Deliller Genelkurmay'da karartılmış; bilgisayarların hard diskleri silinmiş ve ancak ondan sonra sivil savcıya gönderilmiş. Tabii ki iddialar da araştırılacak; ihbarı yapan subay imha işleminde bulunan herkesin ismini veriyor. Ama iddialar orta yerde dururken, üstelik kanuna göre yetki sivil mahkemedeyken, erlerin, savcılığın davetine uyularak hemen gönderilmemesi, askeri savcılığın yetkiliymiş gibi davranması kabul edilemez. Acaba, iş ağırdan alınarak, zaman mı kazanılıyor? O erlere, ağız birliği yapmaları için telkinde bulunanlar mı var?

Zamanlama
İstanbul Başsavcı vekili Turan Çolakkadı, ihbar mektubunun 15 Ekim'de Ankara'dan postaya verildiğini açıkladı. Bu durumda, Kürt açılımında hükûmete yönelik tepkilerin büyümesi üzerine, "gündem değiştirmek" maksadıyla "ıslak imzalı" belgenin ortaya çıkarıldığı iddiası çökmüyor mu?

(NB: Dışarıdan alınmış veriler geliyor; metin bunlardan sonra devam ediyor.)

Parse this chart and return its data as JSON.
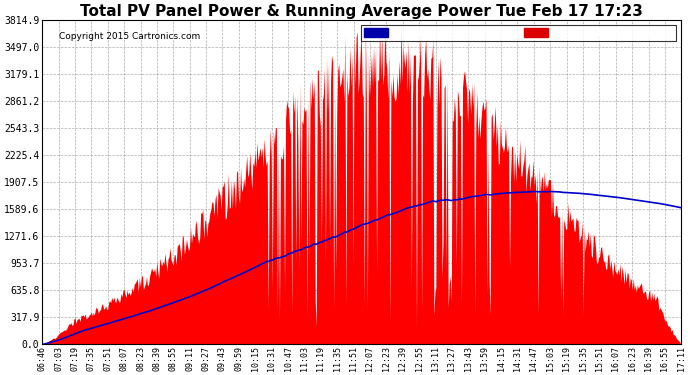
{
  "title": "Total PV Panel Power & Running Average Power Tue Feb 17 17:23",
  "copyright": "Copyright 2015 Cartronics.com",
  "ylabel_ticks": [
    0.0,
    317.9,
    635.8,
    953.7,
    1271.6,
    1589.6,
    1907.5,
    2225.4,
    2543.3,
    2861.2,
    3179.1,
    3497.0,
    3814.9
  ],
  "x_labels": [
    "06:46",
    "07:03",
    "07:19",
    "07:35",
    "07:51",
    "08:07",
    "08:23",
    "08:39",
    "08:55",
    "09:11",
    "09:27",
    "09:43",
    "09:59",
    "10:15",
    "10:31",
    "10:47",
    "11:03",
    "11:19",
    "11:35",
    "11:51",
    "12:07",
    "12:23",
    "12:39",
    "12:55",
    "13:11",
    "13:27",
    "13:43",
    "13:59",
    "14:15",
    "14:31",
    "14:47",
    "15:03",
    "15:19",
    "15:35",
    "15:51",
    "16:07",
    "16:23",
    "16:39",
    "16:55",
    "17:11"
  ],
  "pv_color": "#ff0000",
  "avg_color": "#0000cc",
  "background_color": "#ffffff",
  "grid_color": "#999999",
  "title_fontsize": 11,
  "legend_avg_bg": "#0000aa",
  "legend_pv_bg": "#dd0000",
  "ymax": 3814.9
}
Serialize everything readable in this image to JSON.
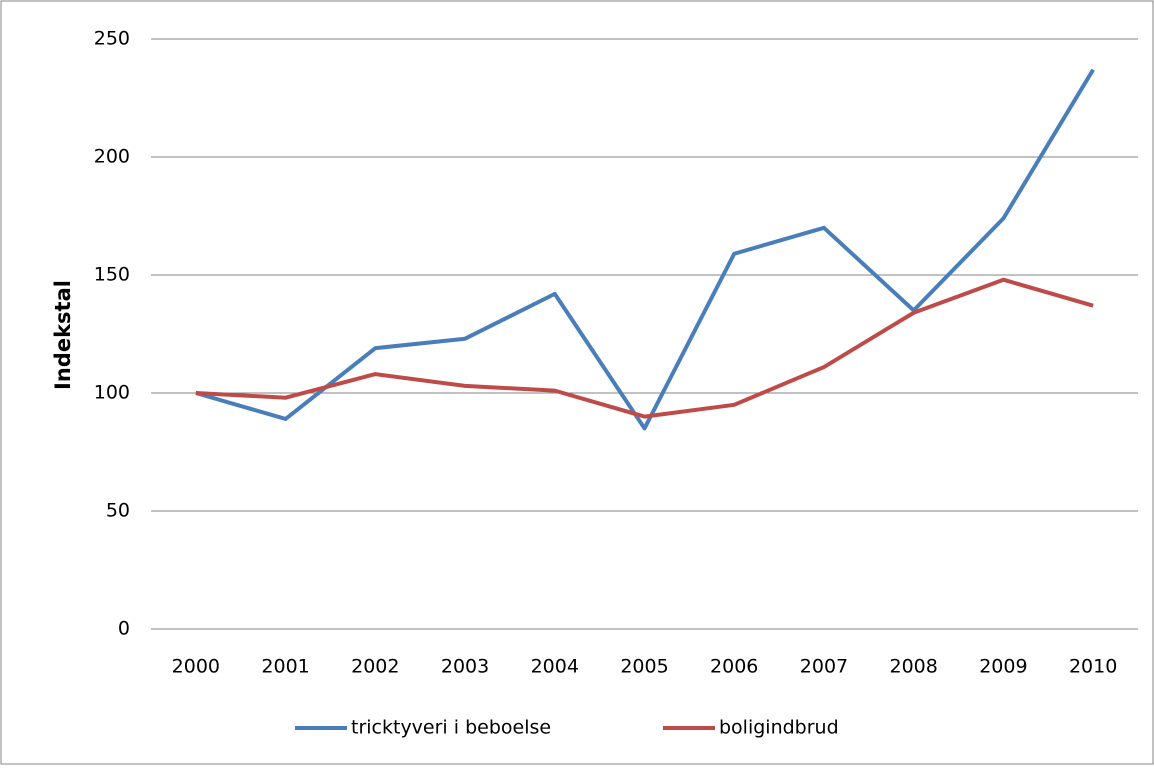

Zira PKK'lılar, 19 Ekim'de sınır kapısında teslim oldu. Mektup ise, 15 Ekim'de postalanmış; birkaç gün içinde savcılığa ulaşmış; savcılık da Adli Tıp'a göndermiş.
Gelişmelerin basına yansıması daha geç oldu ama mektup, PKK'lıların sınırda teslim olmasından 4 gün önce yola çıkmış.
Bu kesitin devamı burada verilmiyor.